Up to Air France to decide on planes: Boeing
US aerospace giant Boeing said Sunday that it fully expects Air France-KLM to decide which long-haul plane it needs on commercial grounds alone, irrespective of any political pressure.
Jim Albaugh, head of Boeing's Commercial Aircraft operations, told a briefing that his company had been doing business with Air France-KLM for years and he expected them to choose their next plane in the same way as before.
"They are a business ... my expectation is that they will buy the right plane for the business," Albaugh said, when asked about reports that the French government, which holds a 15 percent stake in the airline, wanted it to choose Airbus, Boeing's great European rival.
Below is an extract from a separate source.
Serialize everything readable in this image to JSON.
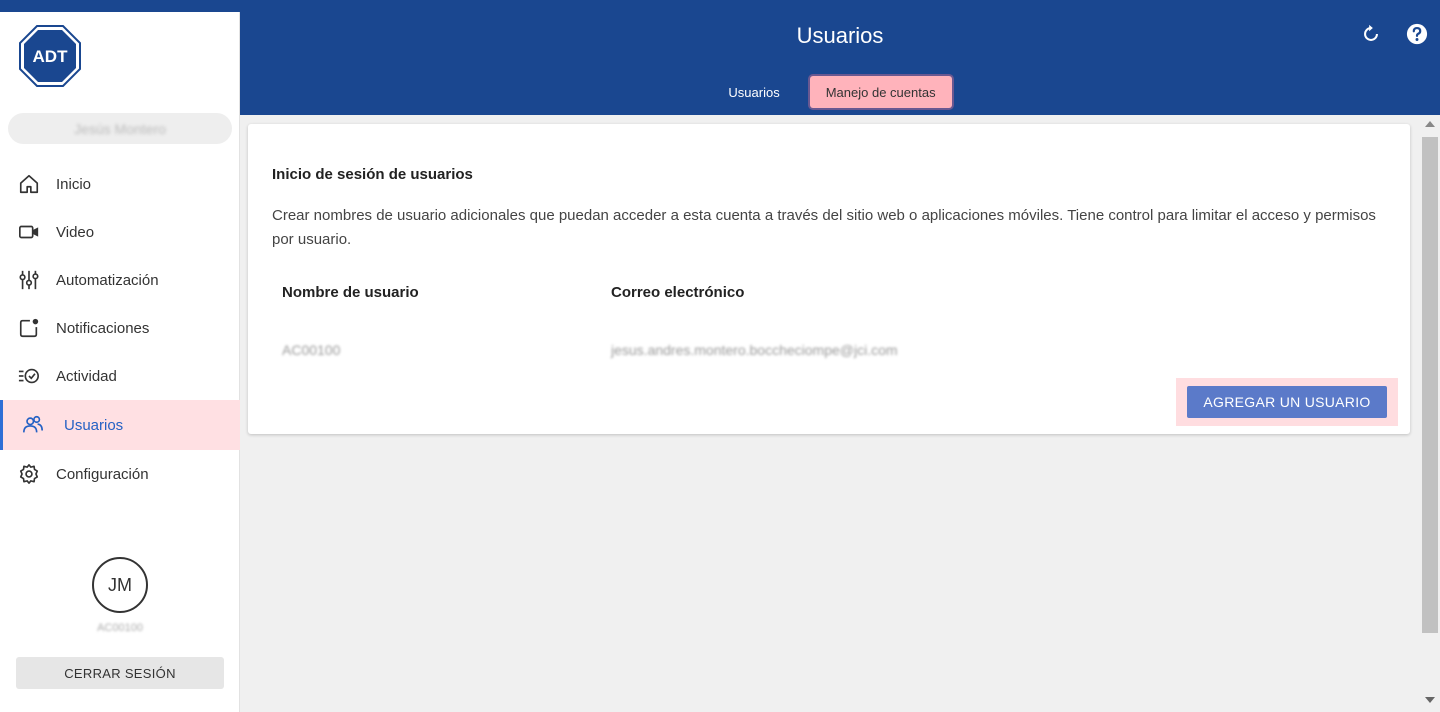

"Political pressure is out there ... we try to learn from it," Albaugh said, while stressing the commercial imperatives for airlines.
On Tuesday, French Trade Secretary Pierre Lellouche, said he would meet the head of Air France-KLM as it prepared to make its next big long-haul order.
"The French state is a 15-percent stakeholder in Air France-KLM," Lellouche noted, adding that French jobs would benefit from a massive order of aircraft from the European planemaker, based in France.
French lawmakers launched a petition pressing the national carrier to prefer the big Airbus A350 to the Boeing 787 when it places its next order, expected to be for 100 such long-haul carriers worth tens of billions of dollars.
The company, formed by a merger of the French flag-carrier with KLM of the Netherlands, currently has 73 Boeing and 35 Airbus in its long-haul fleet, while all of its medium-haul craft are Airbus.
A source close to the matter who asked not to be named told AFP last week that the new order "will doubtless be a mixture of the two."
Earlier, Louis Gallois, head of Airbus parent company EADS, also said that it was up to the airline to decide which aircraft it bought.
"You can't forbid the good will of members parliament to express their wishes but clearly for EADS and Airbus, it's a market where airlines have to have the full choice."
Gallois added that since Airbus leads Boeing in global sales, "we don't have to change the rules of game."